Dupilumab is a VelocImmune derived human monoclonal antibody against the interleukin (IL4) receptor and inhibits IL-4 and IL-13 signaling. It is effective in the treatment of allergic, atopic, and type 2 diseases, and to assess its efficacy and safety in patients with eosinophilic esophagitis (EoE), a phase 2 study of adults with EoE (2 episodes of dysphagia per week with peak esophageal eosinophilic density of 15 or more eosinophils per high-power field) from 5/12/2015 through 11/9/2016 at 14 sites. Participants were randomly assigned to groups that received weekly subcutaneous injections of dupilumab (300 mg, N = 23), or placebo (N = 24) for 12 weeks. The primary endpoint was changed from baseline to week 10 in Straumann dysphagia instrument (SDI). Patientreported outcome (PRO) histologic features of EoE were assessed (peak esophageal intraepithelial eosinophilic count and EoE histologic scores, endoscopically visualized features (endoscopic reference score), esophageal distensibility, and safety.
The mean SDI and PRO score were 6.4 when the study began. In the dupilumab group, SDI/PRO scores were reduced by a mean value of 3 at week 10, compared with a mean reduction of 1.3 in the placebo group. At week 12, dupilumab reduced the peak esophageal intraepithelial eosinophil count by a mean 86.8 eosinophils per high-power field (reduction of 107.1% vs placebo), the EoE histologic scoring system (HSS) severity score by 68.3% and the endoscopic reference score by 1.6%. Dupilumab increased esophageal distensibility by 18% vs placebo. Higher proportions of patients in the dupilumab group developed injection site erythema (35% vs 8% in placebo group) and nasopharyngitis (17% vs 4% in the placebo group).

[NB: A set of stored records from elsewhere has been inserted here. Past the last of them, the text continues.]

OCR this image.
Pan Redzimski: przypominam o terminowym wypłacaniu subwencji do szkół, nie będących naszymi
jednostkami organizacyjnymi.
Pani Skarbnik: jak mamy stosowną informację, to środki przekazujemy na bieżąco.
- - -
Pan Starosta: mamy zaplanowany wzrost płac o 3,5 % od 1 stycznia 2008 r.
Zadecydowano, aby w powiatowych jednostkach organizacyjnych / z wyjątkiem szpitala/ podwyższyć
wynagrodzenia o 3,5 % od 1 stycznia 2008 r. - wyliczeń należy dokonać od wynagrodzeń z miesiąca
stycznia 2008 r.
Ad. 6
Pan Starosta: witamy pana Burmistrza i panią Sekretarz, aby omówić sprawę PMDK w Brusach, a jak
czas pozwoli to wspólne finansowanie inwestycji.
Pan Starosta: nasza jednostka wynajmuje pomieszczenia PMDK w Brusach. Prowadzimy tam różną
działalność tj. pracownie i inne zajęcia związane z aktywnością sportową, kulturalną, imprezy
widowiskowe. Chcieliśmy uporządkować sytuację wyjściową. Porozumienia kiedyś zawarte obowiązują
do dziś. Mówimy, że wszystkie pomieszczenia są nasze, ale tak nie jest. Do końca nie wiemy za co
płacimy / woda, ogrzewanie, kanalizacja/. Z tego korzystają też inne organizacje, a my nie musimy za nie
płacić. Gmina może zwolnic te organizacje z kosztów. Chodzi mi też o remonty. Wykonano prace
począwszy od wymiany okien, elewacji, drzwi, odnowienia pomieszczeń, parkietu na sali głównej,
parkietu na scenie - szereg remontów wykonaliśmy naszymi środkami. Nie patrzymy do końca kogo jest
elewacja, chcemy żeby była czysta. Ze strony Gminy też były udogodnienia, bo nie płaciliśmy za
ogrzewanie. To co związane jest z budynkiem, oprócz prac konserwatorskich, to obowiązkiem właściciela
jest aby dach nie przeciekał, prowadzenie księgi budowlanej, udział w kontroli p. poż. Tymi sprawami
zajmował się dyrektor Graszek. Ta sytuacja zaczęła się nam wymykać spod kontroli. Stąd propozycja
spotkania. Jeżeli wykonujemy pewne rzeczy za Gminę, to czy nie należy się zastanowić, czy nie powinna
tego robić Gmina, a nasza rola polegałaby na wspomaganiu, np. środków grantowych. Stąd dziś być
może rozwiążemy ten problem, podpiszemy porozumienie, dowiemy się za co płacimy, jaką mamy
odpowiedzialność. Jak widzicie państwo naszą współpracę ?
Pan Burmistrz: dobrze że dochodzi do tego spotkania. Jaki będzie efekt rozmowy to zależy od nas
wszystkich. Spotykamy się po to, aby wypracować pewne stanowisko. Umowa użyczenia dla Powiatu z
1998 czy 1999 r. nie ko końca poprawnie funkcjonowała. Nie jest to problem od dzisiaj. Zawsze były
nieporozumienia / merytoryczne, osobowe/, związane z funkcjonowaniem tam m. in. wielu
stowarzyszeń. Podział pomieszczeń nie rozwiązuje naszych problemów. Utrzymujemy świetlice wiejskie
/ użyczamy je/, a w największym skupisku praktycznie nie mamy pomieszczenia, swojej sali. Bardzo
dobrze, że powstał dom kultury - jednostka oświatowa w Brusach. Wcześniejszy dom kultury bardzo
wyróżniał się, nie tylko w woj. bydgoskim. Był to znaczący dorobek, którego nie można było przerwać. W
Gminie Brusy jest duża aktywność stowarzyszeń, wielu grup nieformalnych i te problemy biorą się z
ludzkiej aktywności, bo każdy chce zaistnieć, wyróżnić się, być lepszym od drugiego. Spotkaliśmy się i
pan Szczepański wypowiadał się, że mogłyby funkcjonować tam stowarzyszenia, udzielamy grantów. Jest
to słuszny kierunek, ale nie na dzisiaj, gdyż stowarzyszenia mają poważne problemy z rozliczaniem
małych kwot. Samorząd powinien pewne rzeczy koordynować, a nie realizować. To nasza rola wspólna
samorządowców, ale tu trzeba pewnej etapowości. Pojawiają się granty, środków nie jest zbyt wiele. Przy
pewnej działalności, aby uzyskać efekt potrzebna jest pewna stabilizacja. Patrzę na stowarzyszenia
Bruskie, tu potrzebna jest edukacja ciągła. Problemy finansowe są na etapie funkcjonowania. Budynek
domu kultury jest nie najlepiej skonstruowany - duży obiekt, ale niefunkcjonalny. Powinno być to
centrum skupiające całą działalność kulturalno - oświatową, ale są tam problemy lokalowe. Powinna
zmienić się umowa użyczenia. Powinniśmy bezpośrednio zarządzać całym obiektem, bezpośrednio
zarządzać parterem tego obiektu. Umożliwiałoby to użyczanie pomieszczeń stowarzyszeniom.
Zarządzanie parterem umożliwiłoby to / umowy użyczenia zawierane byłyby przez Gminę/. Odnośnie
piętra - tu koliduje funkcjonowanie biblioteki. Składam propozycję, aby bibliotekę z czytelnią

In a phase 2 trial of patients with active EoE, dupilumab reduced dysphagia, histologic features of disease, including eosinophilic infiltration and a marker of type 2 inflammation and abnormal endoscopic features compared with placebo. It was generally well tolerated.
Hirano, I., Dellon, E., Hamilton, J., et al. “Efficacy of Dupilumab in a Phase 2 Randomized Trial of Adults with Active Eosinophilic Esophagitis.” Gastroenterology 2020; Vol. 158, pp. 111-122.